Answer to Question #126844 in Statistics and Probability for Ruth Lucy

Solution:

Let A₀ be the event of zero claim in a year.

Then p₀=P(A₀)=(1-0.04)¹²=(24/25)¹²=0.6127...

Let A₁ be the event of one claim in a year.

Then p₁=P(A₁)=12*0.04*0.96¹¹= 0.3063...

Let A_m be the event of more than one claim in a year.

Then p_m=P(A_m)=1-P(A₀)-P(A₁)=0.0809...

Let A_0,n be the event of level of discount 0% after n years,

A_10,n be the event of level of discount 10% after n years,

A_25,n be the event of level of discount 25% after n years,

and A_40,n be the event of level of discount 0% after n years.

Then for any n we obtain

P(A_0,n)=p₁(P(A_0,n-1)+P(A_10,n-1))+p_m(P(A_0,n-1)+P(A_10,n-1)+P(A_25,n-1))

P(A_10,n)=p₀P(A_0,n-1)+p₁P(A_25,n-1)+p_mP(A_40,n-1)

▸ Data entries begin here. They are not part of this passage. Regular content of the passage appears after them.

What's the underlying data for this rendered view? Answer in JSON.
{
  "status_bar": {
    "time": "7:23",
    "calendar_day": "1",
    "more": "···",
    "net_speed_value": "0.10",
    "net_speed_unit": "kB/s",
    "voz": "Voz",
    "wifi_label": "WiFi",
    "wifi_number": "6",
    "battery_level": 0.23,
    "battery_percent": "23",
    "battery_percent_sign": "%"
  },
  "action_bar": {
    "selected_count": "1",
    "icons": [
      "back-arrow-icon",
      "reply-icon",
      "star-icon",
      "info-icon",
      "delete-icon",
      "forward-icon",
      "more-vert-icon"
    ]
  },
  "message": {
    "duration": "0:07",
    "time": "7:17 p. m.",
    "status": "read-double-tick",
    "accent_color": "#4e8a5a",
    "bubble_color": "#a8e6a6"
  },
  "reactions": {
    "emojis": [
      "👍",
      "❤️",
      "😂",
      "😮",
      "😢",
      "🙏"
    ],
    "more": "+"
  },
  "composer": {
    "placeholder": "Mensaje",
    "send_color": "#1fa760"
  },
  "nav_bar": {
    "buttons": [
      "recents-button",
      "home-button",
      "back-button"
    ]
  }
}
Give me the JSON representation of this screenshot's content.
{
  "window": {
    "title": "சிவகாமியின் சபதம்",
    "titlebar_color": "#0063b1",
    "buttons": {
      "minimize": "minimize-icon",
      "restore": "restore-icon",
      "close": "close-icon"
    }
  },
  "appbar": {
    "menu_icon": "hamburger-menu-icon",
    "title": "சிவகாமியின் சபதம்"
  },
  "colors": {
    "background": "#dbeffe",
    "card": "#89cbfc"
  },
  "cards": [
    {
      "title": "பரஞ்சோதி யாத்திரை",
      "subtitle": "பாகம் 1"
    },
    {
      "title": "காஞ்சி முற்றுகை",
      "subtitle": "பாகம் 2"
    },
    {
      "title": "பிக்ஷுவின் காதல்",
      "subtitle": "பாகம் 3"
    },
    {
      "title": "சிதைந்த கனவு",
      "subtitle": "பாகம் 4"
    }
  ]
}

P(A_25,n)=p₀P(A_10,n-1)+p₁P(A_40,n-1)

P(A_40,n)=p₀P(A_25,n-1)+p₀P(A_40,n-1)

P(A_0,n)+P(A_10,n)+P(A_25,n)+P(A_40,n)=1

Really, for example, one can be have 25%-level discount after n year if after (n-1) year one had 10%-level discount and zero claim in a year or if he had 40%-level discount and one claim in the last year.

Let

P(A_i,n)"\\rarr" T_i , "n \\rarr \\infty", i=0,10,25,40

Then we obtain system

T₀=p₁T₀+p₁T₁₀+p_mT₀+p_mT₁₀+p_mT₂₅

T₁₀=p₀T₀+p₁T₂₅+p_mT₄₀

T₂₅=p₀T₁₀+p₁T₄₀

T₄₀=p₀T₂₅+p₀T₄₀

T₀+T₁₀+T₂₅+T₄₀=1

T₂₅=1/p₀(T₄₀-p₀T₄₀),

T₁₀=1/p₀(T₂₅-p₁T₄₀)=...

After solving this system we obtain

T₀=0.1624...

T₁₀=0.2057...

T₂₅=0.2446...

T₄₀=0.3871...

Answer:

The proportion of policyholders in the long run who are at the 25% level is equal 24,5%.